Deutsche Bank associates disgruntled at bonuses despite big salary increase last summer

Following this week’s Deutsche Bank bonus announcement, a particular cohort of employees at the firm appear to be upset with their bonuses: the class of people recently promoted from analyst to associate.

Insiders say bonuses for this group were negligible and were down substantially on expectations. “It’s almost insulting,” says one DB associate. “Everyone is very angry about this. People here know that they will be paid less than at an American bank but the expectation is that we will be paid somewhere between the Americans and the Europeans.”

Deutsche Bank isn’t commenting on the allegations. However, some at the bank say this year’s lower bonuses were to be expected: Deutsche hiked first year associate salaries in the summer.

It’s not clear how much salaries were increased by, but according to one salary and bonus survey Deutsche’s London associates received salaries of around £90k ($117k) in September 2019, plus bonuses of £69k, leading to total compensation of £169k – in the mid-range of peers. Insiders say the summer salary hikes were higher than normal and were benchmarked to ensure that DB paid competitively and that bonuses were reduced accordingly.

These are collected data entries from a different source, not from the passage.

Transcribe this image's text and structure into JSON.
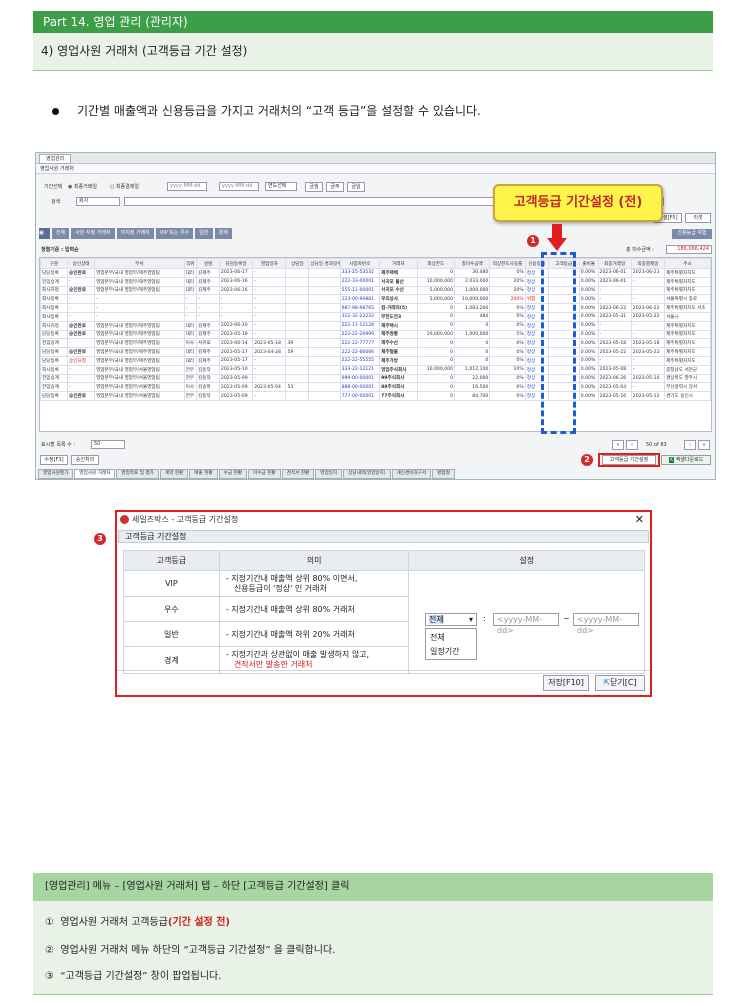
{
  "header": {
    "part": "Part 14. 영업 관리 (관리자)",
    "section": "4) 영업사원 거래처 (고객등급 기간 설정)"
  },
  "intro": "기간별 매출액과 신용등급을 가지고 거래처의 “고객 등급”을 설정할 수 있습니다.",
  "app": {
    "tab": "영업관리",
    "sub": "영업사원 거래처",
    "period_label": "기간선택",
    "opt1": "최종거래일",
    "opt2": "최종결제일",
    "date_ph": "yyyy-MM-dd",
    "year_sel": "연도선택",
    "btn_q": "금월",
    "btn_d": "금주",
    "btn_m": "금일",
    "search_label": "검색",
    "search_sel": "회사",
    "right_btn1": "엑셀[F5]",
    "right_btn2": "리셋",
    "toolbar": [
      "전체",
      "사원 지정 거래처",
      "미지정 거래처",
      "VIP 또는 우수",
      "일반",
      "경계"
    ],
    "credit_btn": "신용등급 위험",
    "sort": "정렬기준 : 입력순",
    "total_label": "총 미수금액 :",
    "total_value": "186,066,424",
    "columns": [
      "구분",
      "승인상태",
      "부서",
      "직위",
      "성명",
      "담당등록일",
      "영업일자",
      "상담일",
      "상담일 경과일수",
      "사업자번호",
      "거래처",
      "외상한도",
      "총미수금액",
      "외상한도사용률",
      "신용등급",
      "고객등급",
      "출비율",
      "최종거래일",
      "최종결제일",
      "주소"
    ],
    "rows": [
      [
        "담당등록",
        "승인완료",
        "영업본부/국내 영업부/제주영업팀",
        "대리",
        "김제주",
        "2023-06-17",
        "-",
        "",
        "",
        "333-25-53532",
        "제주택배",
        "0",
        "30,480",
        "0%",
        "정상",
        "",
        "0.00%",
        "2023-06-01",
        "2023-06-23",
        "제주특별자치도"
      ],
      [
        "전임승계",
        "-",
        "영업본부/국내 영업부/제주영업팀",
        "대리",
        "김제주",
        "2023-06-16",
        "-",
        "",
        "",
        "222-33-00001",
        "서귀포 물산",
        "10,000,000",
        "2,033,000",
        "20%",
        "정상",
        "",
        "0.00%",
        "2023-06-01",
        "-",
        "제주특별자치도"
      ],
      [
        "회사지정",
        "승인완료",
        "영업본부/국내 영업부/제주영업팀",
        "대리",
        "김제주",
        "2023-06-16",
        "-",
        "",
        "",
        "555-11-00001",
        "서귀포 수산",
        "5,000,000",
        "1,000,000",
        "20%",
        "정상",
        "",
        "0.00%",
        "-",
        "-",
        "제주특별자치도"
      ],
      [
        "회사등록",
        "-",
        "-",
        "-",
        "-",
        "-",
        "-",
        "",
        "",
        "123-00-99881",
        "우리상사",
        "5,000,000",
        "10,000,000",
        "200%",
        "위험",
        "",
        "0.00%",
        "-",
        "-",
        "서울특별시 종로"
      ],
      [
        "회사등록",
        "-",
        "-",
        "-",
        "-",
        "-",
        "-",
        "",
        "",
        "987-98-98765",
        "컴·거래처(5)",
        "0",
        "1,083,200",
        "0%",
        "정상",
        "",
        "0.00%",
        "2023-06-22",
        "2023-06-22",
        "제주특별자치도 서초"
      ],
      [
        "회사등록",
        "-",
        "-",
        "-",
        "-",
        "-",
        "-",
        "",
        "",
        "312-32-23232",
        "무한도전3",
        "0",
        "484",
        "0%",
        "정상",
        "",
        "0.00%",
        "2023-05-31",
        "2023-05-22",
        "서울시"
      ],
      [
        "회사지정",
        "승인완료",
        "영업본부/국내 영업부/제주영업팀",
        "대리",
        "김제주",
        "2023-06-20",
        "-",
        "",
        "",
        "222-11-12128",
        "제주택시",
        "0",
        "0",
        "0%",
        "정상",
        "",
        "0.00%",
        "-",
        "-",
        "제주특별자치도"
      ],
      [
        "담당등록",
        "승인완료",
        "영업본부/국내 영업부/제주영업팀",
        "대리",
        "김제주",
        "2023-05-19",
        "-",
        "",
        "",
        "222-22-29999",
        "제주쌍롱",
        "20,000,000",
        "1,000,000",
        "5%",
        "정상",
        "",
        "0.00%",
        "-",
        "-",
        "제주특별자치도"
      ],
      [
        "전임승계",
        "-",
        "영업본부/국내 영업부/제주영업팀",
        "이사",
        "서귀포",
        "2023-06-14",
        "2023-05-18",
        "39",
        "",
        "222-22-77777",
        "제주수산",
        "0",
        "0",
        "0%",
        "정상",
        "",
        "0.00%",
        "2023-05-18",
        "2023-05-18",
        "제주특별자치도"
      ],
      [
        "담당등록",
        "승인완료",
        "영업본부/국내 영업부/제주영업팀",
        "대리",
        "김제주",
        "2023-05-17",
        "2023-04-28",
        "59",
        "",
        "222-22-66666",
        "제주철물",
        "0",
        "0",
        "0%",
        "정상",
        "",
        "0.00%",
        "2023-05-22",
        "2023-05-22",
        "제주특별자치도"
      ],
      [
        "담당등록",
        "승인요청",
        "영업본부/국내 영업부/제주영업팀",
        "대리",
        "김제주",
        "2023-05-17",
        "-",
        "",
        "",
        "222-22-55555",
        "제주가방",
        "0",
        "0",
        "0%",
        "정상",
        "",
        "0.00%",
        "-",
        "-",
        "제주특별자치도"
      ],
      [
        "회사등록",
        "-",
        "영업본부/국내 영업부/서울영업팀",
        "전무",
        "김동작",
        "2023-05-10",
        "-",
        "",
        "",
        "333-22-12121",
        "영업주식회사",
        "10,000,000",
        "1,012,100",
        "10%",
        "정상",
        "",
        "0.00%",
        "2023-05-08",
        "-",
        "충청남도 서천군"
      ],
      [
        "전임승계",
        "-",
        "영업본부/국내 영업부/서울영업팀",
        "전무",
        "김동작",
        "2023-05-09",
        "-",
        "",
        "",
        "999-00-00001",
        "99주식회사",
        "0",
        "22,000",
        "0%",
        "정상",
        "",
        "0.00%",
        "2023-06-26",
        "2023-05-10",
        "경상북도 영주시"
      ],
      [
        "전임승계",
        "-",
        "영업본부/국내 영업부/서울영업팀",
        "이사",
        "김송파",
        "2023-05-09",
        "2023-05-04",
        "53",
        "",
        "888-00-00001",
        "88주식회사",
        "0",
        "16,500",
        "0%",
        "정상",
        "",
        "0.00%",
        "2023-05-04",
        "-",
        "부산광역시 강서"
      ],
      [
        "담당등록",
        "승인완료",
        "영업본부/국내 영업부/서울영업팀",
        "전무",
        "김동작",
        "2023-05-09",
        "-",
        "",
        "",
        "777-00-00001",
        "77주식회사",
        "0",
        "84,700",
        "0%",
        "정상",
        "",
        "0.00%",
        "2023-05-16",
        "2023-05-12",
        "경기도 용인시"
      ]
    ],
    "page_rows_label": "표시할 목록 수 :",
    "page_rows": "50",
    "page_info": "50 of 83",
    "fix_btn": "수정[F3]",
    "approve_btn": "승인처리",
    "grade_btn": "고객등급 기간설정",
    "excel_btn": "엑셀다운로드",
    "bottom_tabs": [
      "영업사원평가",
      "영업사원 거래처",
      "영업목표 및 평가",
      "계약 현황",
      "매출 현황",
      "수금 현황",
      "미수금 현황",
      "견적서 현황",
      "영업일지",
      "상담내역(영업일지)",
      "개인경비처구서",
      "명함철"
    ]
  },
  "callout": "고객등급 기간설정 (전)",
  "markers": [
    "1",
    "2",
    "3"
  ],
  "dialog": {
    "title": "세일즈박스 - 고객등급 기간설정",
    "section": "고객등급 기간설정",
    "col_grade": "고객등급",
    "col_meaning": "의미",
    "col_setting": "설정",
    "rows": [
      {
        "grade": "VIP",
        "m1": "- 지정기간내 매출액 상위 80% 이면서,",
        "m2": "신용등급이 '정상' 인 거래처"
      },
      {
        "grade": "우수",
        "m1": "- 지정기간내 매출액 상위 80% 거래처",
        "m2": ""
      },
      {
        "grade": "일반",
        "m1": "- 지정기간내 매출액 하위 20% 거래처",
        "m2": ""
      },
      {
        "grade": "경계",
        "m1": "- 지정기간과 상관없이 매출 발생하지 않고,",
        "m2": "견적서만 발송한 거래처"
      }
    ],
    "select_value": "전체",
    "date_ph": "<yyyy-MM-dd>",
    "tilde": "~",
    "colon": ":",
    "options": [
      "전체",
      "일정기간"
    ],
    "save": "저장[F10]",
    "close": "닫기[C]"
  },
  "guide": {
    "title": "[영업관리] 메뉴 – [영업사원 거래처] 탭 – 하단 [고객등급 기간설정] 클릭",
    "n1": "①",
    "l1a": "영업사원 거래처 고객등급",
    "l1b": "(기간 설정 전)",
    "n2": "②",
    "l2": "영업사원 거래처 메뉴 하단의 “고객등급 기간설정” 을 클릭합니다.",
    "n3": "③",
    "l3": "“고객등급 기간설정” 창이 팝업됩니다."
  },
  "colors": {
    "green": "#3d9e4a",
    "red": "#e02020",
    "callout_bg": "#fff54a",
    "dash_blue": "#1a5cd8"
  }
}
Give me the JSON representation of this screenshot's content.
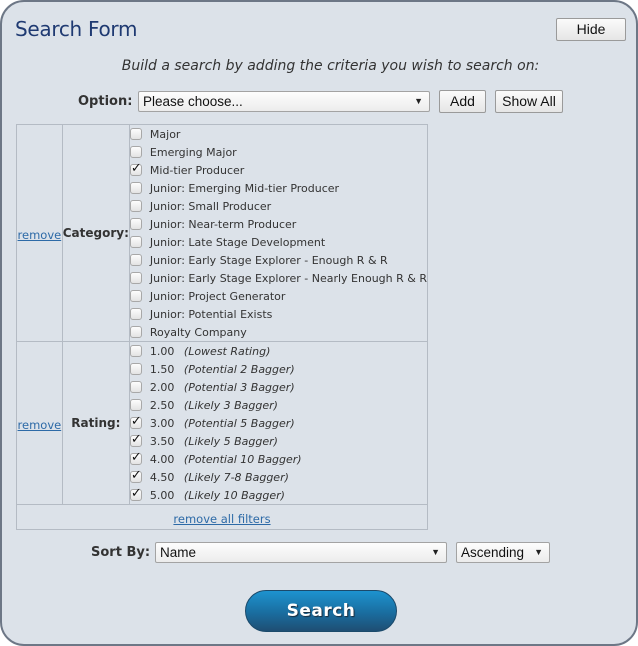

Unfortunately, this message doesn’t seem to have got through. “I would leave for JPMorgan tomorrow if they made me an offer,” says one Deutsche invesment banking associate.

Beyond associate one, second and third year associates appear happier with their bonuses which were reportedly at the bottom end of expectations but not abnormal.

One senior associate says DB always pays less than American banks but that this is compensated for by lifestyle advantages. “You get paid significantly more somewhere like JPMorgan or Morgan Stanley but the environment here is more positive.

“I have the flexibility and freedom to go to the gym or out for dinner,” he adds. “We work hard, but managers are more flexible and understanding. If you have a birthday or a wedding you can take time off. It’s not like that at American houses.”